There's a 2006 paper by Mazzullo et al., reporting a case of conjoined twins from a hybrid ostrich mating. The twins hatched, but died 24 hours later. They were the "cephalopagus" type, sharing a head and brain, with fused first cervical vertebrae, and then two spinal cords and bodies. I can send you the pdf, Grrl, if you're interested.

Many of the classic reports on twinning in avian embryos indicate (not surprisingly) that more abnormalities are found when the female birds and/or eggs are in poor condition, and when eggs are not rotated or maintained at the correct temperature and humidity. This is certainly consistent with my own anecdotal memory of the incidence of conjoined twins and other abnormalities among chicken and quail embryos, from my doctoral research.

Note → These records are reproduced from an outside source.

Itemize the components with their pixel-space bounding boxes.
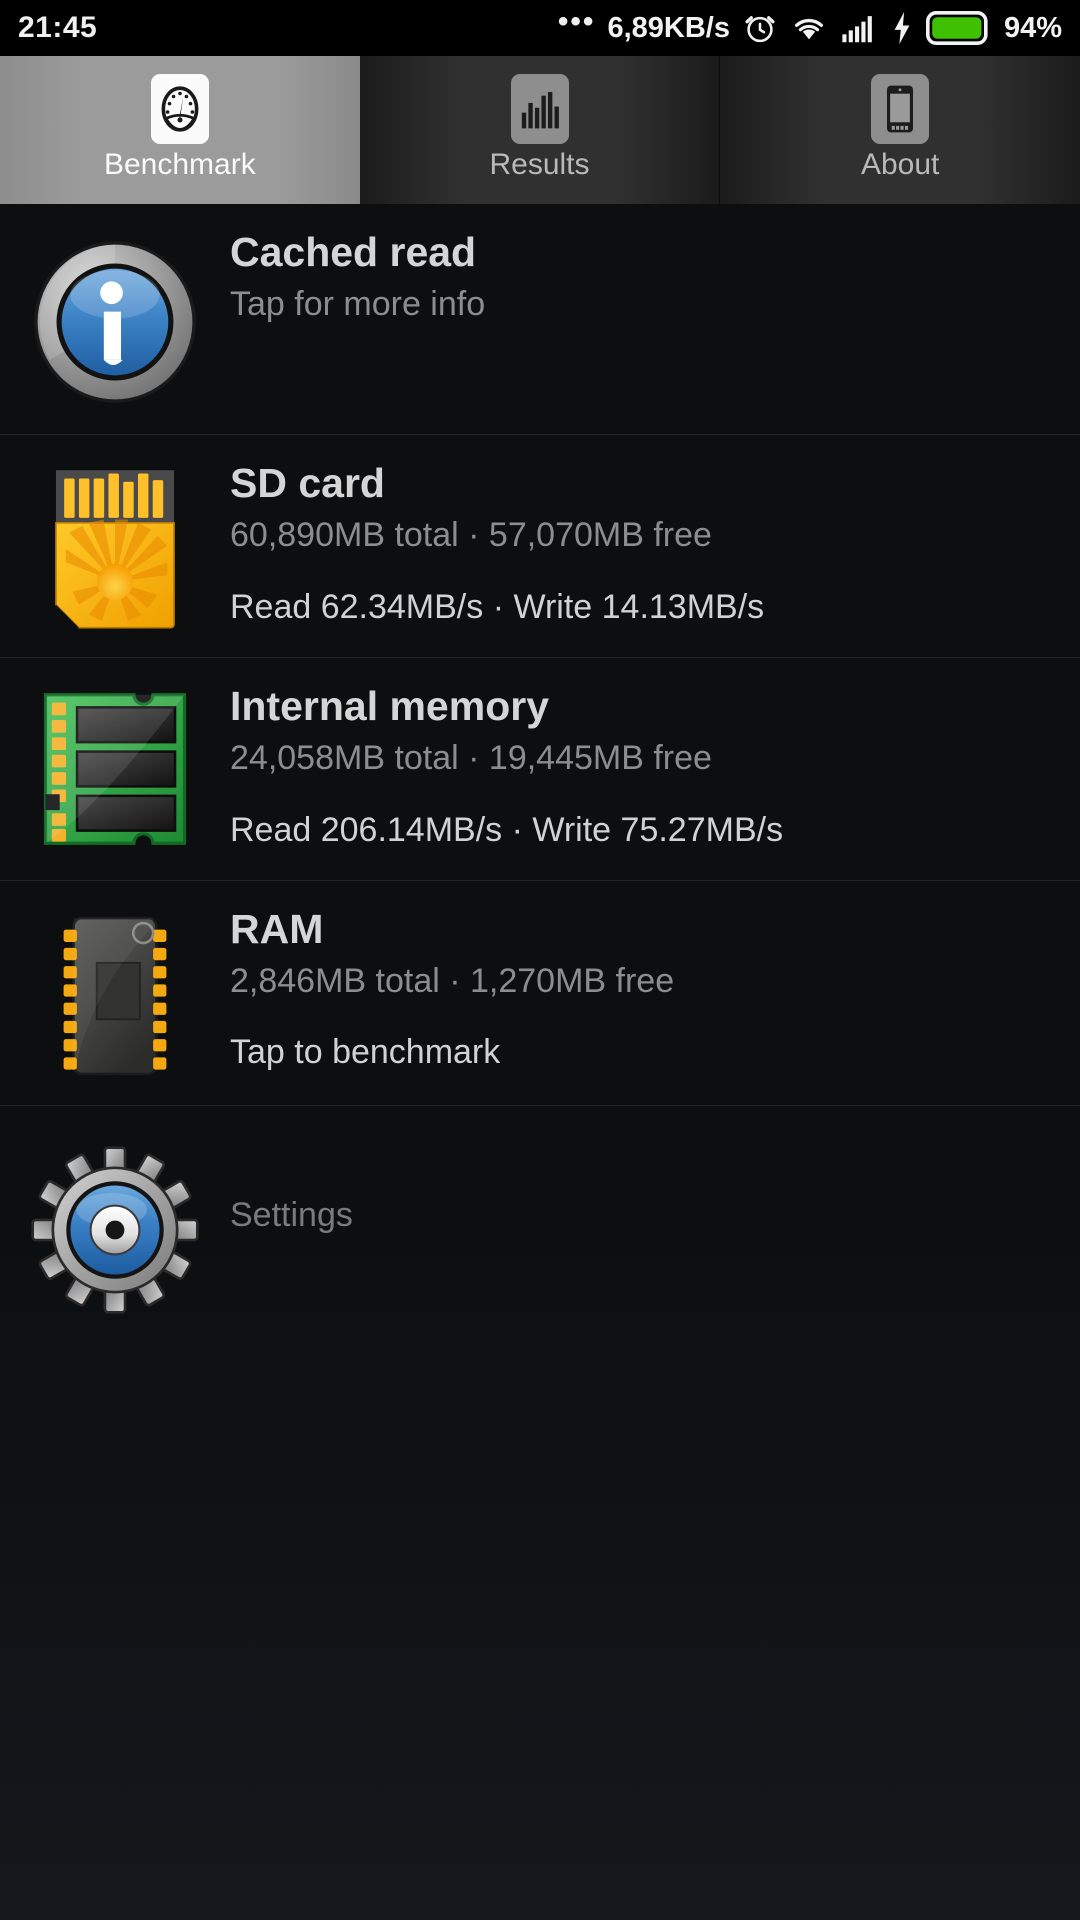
row-icon-wrap (0, 684, 230, 848)
list-item-ram[interactable]: RAM 2,846MB total · 1,270MB free Tap to … (0, 881, 1080, 1106)
phone-icon (871, 74, 930, 144)
row-subtitle: 24,058MB total · 19,445MB free (230, 738, 712, 777)
row-icon-wrap (0, 230, 230, 408)
info-icon (34, 241, 196, 403)
row-text-wrap: RAM 2,846MB total · 1,270MB free Tap to … (230, 905, 1080, 1077)
status-bar: 21:45 ••• 6,89KB/s 94% (0, 0, 1080, 56)
row-text-wrap: Settings (230, 1140, 1080, 1292)
more-dots-icon: ••• (557, 5, 596, 38)
row-action-hint: Tap to benchmark (230, 1033, 501, 1072)
tab-about-label: About (860, 148, 940, 181)
list-item-settings[interactable]: Settings (0, 1106, 1080, 1340)
charging-bolt-icon (894, 11, 910, 45)
row-speeds: Read 62.34MB/s · Write 14.13MB/s (230, 587, 765, 626)
battery-percent-label: 94% (1003, 11, 1062, 44)
list-item-sd-card[interactable]: SD card 60,890MB total · 57,070MB free R… (0, 435, 1080, 658)
memory-module-icon (43, 693, 187, 845)
bar-chart-icon (510, 74, 569, 144)
tab-benchmark[interactable]: Benchmark (0, 56, 360, 204)
row-text-wrap: Internal memory 24,058MB total · 19,445M… (230, 683, 1080, 854)
gear-icon (31, 1146, 199, 1314)
row-subtitle: Tap for more info (230, 284, 486, 323)
row-title: SD card (230, 460, 385, 506)
status-clock: 21:45 (18, 11, 98, 44)
row-speeds: Read 206.14MB/s · Write 75.27MB/s (230, 810, 784, 849)
row-icon-wrap (0, 907, 230, 1079)
ram-chip-icon (63, 916, 167, 1075)
row-title: Cached read (230, 229, 477, 275)
tab-about[interactable]: About (719, 56, 1080, 204)
signal-icon (842, 16, 872, 43)
row-title: RAM (230, 905, 324, 952)
row-text-wrap: Cached read Tap for more info (230, 229, 1080, 328)
benchmark-list: Cached read Tap for more info SD card 60… (0, 204, 1080, 1920)
tab-results-label: Results (489, 148, 590, 181)
network-speed-label: 6,89KB/s (607, 11, 730, 44)
status-right-cluster: ••• 6,89KB/s 94% (557, 5, 1062, 46)
settings-label: Settings (230, 1196, 353, 1235)
battery-icon (925, 11, 988, 45)
row-subtitle: 60,890MB total · 57,070MB free (230, 515, 712, 554)
list-item-cached-read[interactable]: Cached read Tap for more info (0, 204, 1080, 435)
tab-results[interactable]: Results (359, 56, 720, 204)
row-subtitle: 2,846MB total · 1,270MB free (230, 961, 675, 1000)
tab-benchmark-label: Benchmark (103, 148, 256, 181)
row-icon-wrap (0, 1140, 230, 1314)
tab-bar: Benchmark Results About (0, 56, 1080, 204)
row-text-wrap: SD card 60,890MB total · 57,070MB free R… (230, 460, 1080, 631)
alarm-clock-icon (745, 16, 775, 43)
wifi-icon (794, 18, 823, 40)
list-item-internal-memory[interactable]: Internal memory 24,058MB total · 19,445M… (0, 658, 1080, 881)
speedometer-icon (150, 74, 209, 144)
row-icon-wrap (0, 461, 230, 631)
row-title: Internal memory (230, 683, 549, 729)
sd-card-icon (55, 470, 175, 629)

I can't see how these two could have developed from separate embryos in a two-yolked egg and ended up joined simply by virtue of having been smooshed together.

It would also seem to me that if they were fraternal twins that did accidentally end up conjoined, they'd have been nonviable on account of mutual rejection.

But then, what do I know? I'm not a biologist. I don't even play one on TV. :-)

"I told her to go get the cat to just let it go after them"

Wotthehell was this woman thinking?

By themadlolscien… (not verified) on 22 Jul 2008 #permalink

I can't see how these two could have developed from separate embryos in a two-yolked egg and ended up joined simply by virtue of having been smooshed together.

I'm going to have to hunt up the exact reference for this, as I can't remember the precise details and I can't find it online -- however, there exists, in one of the medical school museums of congenital deformity, a truly horrific preserved fetus. In this case, fraternal twins developing together the womb somehow ended up positioned face-to-face, with their faces pressed together, from mid-pregnancy -- and the cell signalling which tells the developing face to join up along the central line ended up fusing the left half of one twin's face to the right half of the other twin's face, and vice versa, resulting in a giant, two-brained head with an extra-broad face consisting of half from each twin on each side of the skull. (The baby/ies did not survive birth.)

During embryological development, there is some fairly powerful chemical signalling going on to knit developing tissues together into a completed, joined up body. Also during this time, a great deal of immune response is still undeveloped. Presumably, if the birds were fraternal and from two different zygotes, either the two birds were genetically similar enough that there was no immune response anyway or the immune response was not yet developed enough to make tissue rejection an issue; and the cell signals to knit developing muscle and skin together was enough to override anything else.